All’inizio degli anni Ottanta cominciai ad acquistare dischi contemporaneamente alla loro uscita, mentre prima mi feci una base di quello che consideravo rilevante uscito negli anni Sessanta e metà anni Settanta. La scoperta di nuovi gruppi creava in me un continuo stupore infantile ed un’eccitazione tale che spesso mi generava ansia per non riuscire a seguir tutto. Una scena in particolare mi colpì nel profondo, il cosiddetto Paisley Underground. La capitale del movimento fu Los Angeles, ma importanti furono anche la cittadina universitaria di Davis a nord-est di San Francisco e fuori dai confini Tucson in Arizona. Quasi una comunità allargata più che un movimento vero e proprio.
Al tempo i miei gruppi preferiti furono i Dream Syndacate, i Green On Red ed i Long Ryders mentre non mi colpirono più di tanto i Rain Parade, il gruppo di cui vi parlerò.

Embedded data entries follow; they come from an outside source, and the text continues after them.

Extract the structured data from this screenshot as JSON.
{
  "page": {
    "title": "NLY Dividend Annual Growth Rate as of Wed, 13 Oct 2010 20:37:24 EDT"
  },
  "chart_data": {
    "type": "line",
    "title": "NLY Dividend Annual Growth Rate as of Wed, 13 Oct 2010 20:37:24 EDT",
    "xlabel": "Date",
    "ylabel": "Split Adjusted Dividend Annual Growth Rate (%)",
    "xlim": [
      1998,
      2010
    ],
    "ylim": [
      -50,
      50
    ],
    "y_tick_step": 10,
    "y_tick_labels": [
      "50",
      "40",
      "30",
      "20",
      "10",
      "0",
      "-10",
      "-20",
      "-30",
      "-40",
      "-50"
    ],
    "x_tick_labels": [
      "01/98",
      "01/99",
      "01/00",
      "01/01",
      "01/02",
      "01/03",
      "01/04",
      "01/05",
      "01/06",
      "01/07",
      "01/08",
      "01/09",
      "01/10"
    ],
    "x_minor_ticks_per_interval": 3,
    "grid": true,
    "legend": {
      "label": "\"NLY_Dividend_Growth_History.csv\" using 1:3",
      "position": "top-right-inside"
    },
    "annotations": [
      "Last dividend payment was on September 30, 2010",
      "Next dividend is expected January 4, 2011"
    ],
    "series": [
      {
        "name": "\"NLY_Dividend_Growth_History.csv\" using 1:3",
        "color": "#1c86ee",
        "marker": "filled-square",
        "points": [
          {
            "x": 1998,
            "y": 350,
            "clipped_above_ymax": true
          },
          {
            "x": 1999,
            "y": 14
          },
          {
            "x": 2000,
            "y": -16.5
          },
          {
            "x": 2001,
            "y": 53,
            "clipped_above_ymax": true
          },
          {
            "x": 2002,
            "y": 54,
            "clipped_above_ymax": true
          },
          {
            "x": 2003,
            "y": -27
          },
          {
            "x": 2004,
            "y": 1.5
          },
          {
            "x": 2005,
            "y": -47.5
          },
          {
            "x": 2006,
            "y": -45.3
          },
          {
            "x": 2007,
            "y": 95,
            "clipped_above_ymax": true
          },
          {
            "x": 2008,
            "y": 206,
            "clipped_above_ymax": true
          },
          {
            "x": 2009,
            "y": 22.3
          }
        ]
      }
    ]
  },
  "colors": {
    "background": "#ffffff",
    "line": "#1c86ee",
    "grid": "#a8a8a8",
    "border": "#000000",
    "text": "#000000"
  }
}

Il loro suono fu un blend di Byrds, Pink Floyd, Love ed altre reminiscenze anni Sessanta. Furono sicuramente i più trasparenti nelle loro influenze, ma anche quelli che riuscirono con abilità a superarle. I due dischi in questione esprimevano una musica delicata ma al contempo oscura, soprattutto nelle liriche e riuscirono a catturare perfettamente la magia ed il mistero di un’esperienza psichedelica. Ora queste due opere verranno ristampate in agosto dalla Real Gone Music ed includeranno anche’ Look Both Ways’, una traccia che venne esclusa dalla stampa USA. Le note di copertina saranno curate da Pat Thomas, il massimo esperto del Paisley Underground e ci sarà anche una nuova rimasterizzazione approvata da Matt Piucci e Steven Roback. La band è un concentrato di talenti, oltre i due suddetti anche David Roback, fratello di Steven, e l’eccellente polistrumentista Will Glenn, ed avevano un suono cristallino jingle-jangle che si fondeva a quello ipnotico delle tastiere, il tutto condito dall’eleganza degli impasti vocali. Se dovessi scegliere una canzone esplicativa di quanto affermato fino ad ora, citerei ‘Talking In My Sleep’, la canzone che apre l’album, ma quella da consegnare ai posteri è sicuramente ‘This Can’t Be Today’ in cui il mulinare di chitarre si fonde con il suono sballato di un sitar. Spero di avervi convito ad aspettare la ristampa del prossimo agosto con trepidazione.